Turn ChatGPT into a personal operating system, not a toy. Here’s how I structured it.

Most people use ChatGPT like a vending machine.

Type random prompt in → get random answer out → complain it’s “mid”.

I got bored of that. So I stopped treating it like a toy and turned it into a personal operating system instead.

Step 1 – One core “brain”, not 1000 prompts

Instead of hoarding prompts, I built a single core spec for how ChatGPT should behave for me:
• ruthless, no-fluff answers
• constraints-aware (limited time, phone-only, real job, not living in Notion all day)
• default structure:
• Diagnosis → Strategy → Execution (with actual next actions)

This “core engine” handles:
• tone
• logic rules
• context behaviour
• safety / boundaries

Every chat starts from that same brain.

Step 2 – WARCORE modules (different “brains” for different jobs)

On top of the core, I added WARCOREs – domain-specific operating modes:
• Business Warcore – ideas, validation, offers, pricing, GTM
• Design Warcore – brand, layout, landing pages, visual hierarchy
• Automation Warcore – workflows, Zapier/Make, SOPs, error paths
• Factory Warcore – I work in manufacturing, so this one thinks like a plant/process engineer
• Content / Creator Warcore – persona, hooks, scripts, carousels, content systems

Each Warcore defines:
• how to diagnose problems in that domain
• what answer format to use (tables, checklists, roadmaps, scripts)
• what to prioritise (clarity vs aesthetics, speed vs robustness, etc.)

So instead of copy-pasting random “guru prompts”, I load a Warcore and it behaves like a specialised brain plugged into the same core OS.

Step 3 – Field modes: LEARN, BUILD, WAR, FIX

Then I added modes on top of that:
• LEARN mode –
Explain the concept with teeth.
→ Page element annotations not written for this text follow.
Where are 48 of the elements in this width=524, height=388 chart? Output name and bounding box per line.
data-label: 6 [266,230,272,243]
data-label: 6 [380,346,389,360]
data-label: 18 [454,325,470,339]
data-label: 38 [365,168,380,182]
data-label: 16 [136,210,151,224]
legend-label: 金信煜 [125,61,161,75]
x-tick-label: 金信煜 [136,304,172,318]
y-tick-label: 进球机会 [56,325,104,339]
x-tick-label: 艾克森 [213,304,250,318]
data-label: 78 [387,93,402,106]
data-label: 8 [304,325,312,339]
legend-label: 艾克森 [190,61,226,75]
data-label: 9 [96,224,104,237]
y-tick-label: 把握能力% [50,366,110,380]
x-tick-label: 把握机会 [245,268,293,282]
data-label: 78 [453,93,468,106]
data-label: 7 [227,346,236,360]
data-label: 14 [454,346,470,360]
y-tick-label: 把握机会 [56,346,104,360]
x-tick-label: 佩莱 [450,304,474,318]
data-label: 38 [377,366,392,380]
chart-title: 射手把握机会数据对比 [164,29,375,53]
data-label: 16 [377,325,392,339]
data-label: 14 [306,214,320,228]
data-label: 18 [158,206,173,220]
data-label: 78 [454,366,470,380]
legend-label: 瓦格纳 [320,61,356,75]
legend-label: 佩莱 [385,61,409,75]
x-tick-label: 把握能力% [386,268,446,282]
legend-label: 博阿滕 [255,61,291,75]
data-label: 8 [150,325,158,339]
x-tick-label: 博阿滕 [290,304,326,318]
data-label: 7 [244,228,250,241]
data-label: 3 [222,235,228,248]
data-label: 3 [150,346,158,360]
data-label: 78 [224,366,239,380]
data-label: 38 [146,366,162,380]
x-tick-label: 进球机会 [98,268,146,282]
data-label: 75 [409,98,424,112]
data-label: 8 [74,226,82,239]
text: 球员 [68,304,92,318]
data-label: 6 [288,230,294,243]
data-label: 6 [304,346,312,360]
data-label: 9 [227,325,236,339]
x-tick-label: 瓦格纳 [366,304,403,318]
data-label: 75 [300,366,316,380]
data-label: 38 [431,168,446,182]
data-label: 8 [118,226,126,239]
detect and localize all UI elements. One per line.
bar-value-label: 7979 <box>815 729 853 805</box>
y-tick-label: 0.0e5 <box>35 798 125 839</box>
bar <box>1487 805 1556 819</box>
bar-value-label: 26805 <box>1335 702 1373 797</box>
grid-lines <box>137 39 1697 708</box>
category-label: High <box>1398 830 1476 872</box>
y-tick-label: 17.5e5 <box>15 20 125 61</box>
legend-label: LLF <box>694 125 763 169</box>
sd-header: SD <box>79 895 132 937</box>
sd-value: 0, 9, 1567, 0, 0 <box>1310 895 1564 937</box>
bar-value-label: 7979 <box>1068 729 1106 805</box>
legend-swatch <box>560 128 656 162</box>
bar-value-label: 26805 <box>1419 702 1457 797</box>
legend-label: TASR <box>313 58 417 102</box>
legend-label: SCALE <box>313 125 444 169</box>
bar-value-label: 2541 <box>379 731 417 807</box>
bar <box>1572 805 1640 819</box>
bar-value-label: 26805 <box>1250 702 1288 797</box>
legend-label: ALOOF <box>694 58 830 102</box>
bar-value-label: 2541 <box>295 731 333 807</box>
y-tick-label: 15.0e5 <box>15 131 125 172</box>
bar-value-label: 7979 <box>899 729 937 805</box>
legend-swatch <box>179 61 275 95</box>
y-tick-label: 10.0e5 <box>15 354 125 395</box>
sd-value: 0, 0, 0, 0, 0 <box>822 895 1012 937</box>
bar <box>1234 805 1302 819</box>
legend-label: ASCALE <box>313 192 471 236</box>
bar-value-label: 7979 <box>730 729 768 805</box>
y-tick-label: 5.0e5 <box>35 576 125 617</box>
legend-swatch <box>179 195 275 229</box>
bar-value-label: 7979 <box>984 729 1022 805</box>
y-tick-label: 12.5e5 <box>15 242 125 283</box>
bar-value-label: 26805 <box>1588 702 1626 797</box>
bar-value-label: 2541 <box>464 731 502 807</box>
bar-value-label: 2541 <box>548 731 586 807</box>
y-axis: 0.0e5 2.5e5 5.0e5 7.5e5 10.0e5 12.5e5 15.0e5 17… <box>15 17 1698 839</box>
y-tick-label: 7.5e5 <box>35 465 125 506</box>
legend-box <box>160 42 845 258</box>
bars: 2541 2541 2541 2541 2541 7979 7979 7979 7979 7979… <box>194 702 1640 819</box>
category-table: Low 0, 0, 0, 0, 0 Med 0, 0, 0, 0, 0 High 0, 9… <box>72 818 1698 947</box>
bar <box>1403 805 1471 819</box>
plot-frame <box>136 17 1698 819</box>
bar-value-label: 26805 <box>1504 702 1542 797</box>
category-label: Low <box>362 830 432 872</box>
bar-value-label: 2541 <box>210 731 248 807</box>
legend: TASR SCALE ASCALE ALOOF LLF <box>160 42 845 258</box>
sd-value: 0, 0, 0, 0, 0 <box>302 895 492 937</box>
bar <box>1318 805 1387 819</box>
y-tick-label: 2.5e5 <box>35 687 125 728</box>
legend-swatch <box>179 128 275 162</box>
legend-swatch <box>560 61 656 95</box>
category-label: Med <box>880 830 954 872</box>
Minimal fluff, just enough theory + examples so I can think.
• BUILD mode –
Spit out assets:
prompts, landing page copy, content calendars, SOPs, scripts.
Less talk, more ready-to-use text.
• WAR mode –
Execution-only.
Short, brutal: “Here’s what you do today / this week. Step 1, 2, 3.”
• FIX mode –
Post-mortem + patch when something fails.
What broke, why, what to try next, how to simplify.

A typical interaction looks more like this:

[Paste core engine + Business Warcore snippet]
Mode: WAR
Context: small F&B business, low budget, phone-only, inconsistent content
Task: 30-day plan to get first paying customers and build a reusable content system.

The answer comes out structured, aligned with my constraints, not generic “10 tips for marketing in 2024”.

What changed vs normal prompting

Since I started using this “OS + Warcore” approach:
• Way less “ChatGPT voice” and generic advice
• Answers actually respect reality (time, energy, device, job)
• I can jump between:
• business planning,
• content creation,
• factory/workflow issues,
and still feel like I’m talking to the same brain with different modes
• I reuse the system across chats instead of reinventing prompts every time

It stopped being “ask a question, hope for the best” and became closer to running my own stack on top of the model.

Why I’m posting this here

I’m curious how other people are:
• turning ChatGPT into persistent systems, not just Q&A toys
• designing their own “OS layer” on top of LLMs
• using domain-specific configs (like my Warcores) to handle different parts of their life/work

If anyone’s interested, I can share:
• a stripped-down WARCORE template you can adapt,
• or how I combine Business + Content Warcore to plan and execute creator / side-business stuff.

How are you systematising your AI usage beyond single prompts?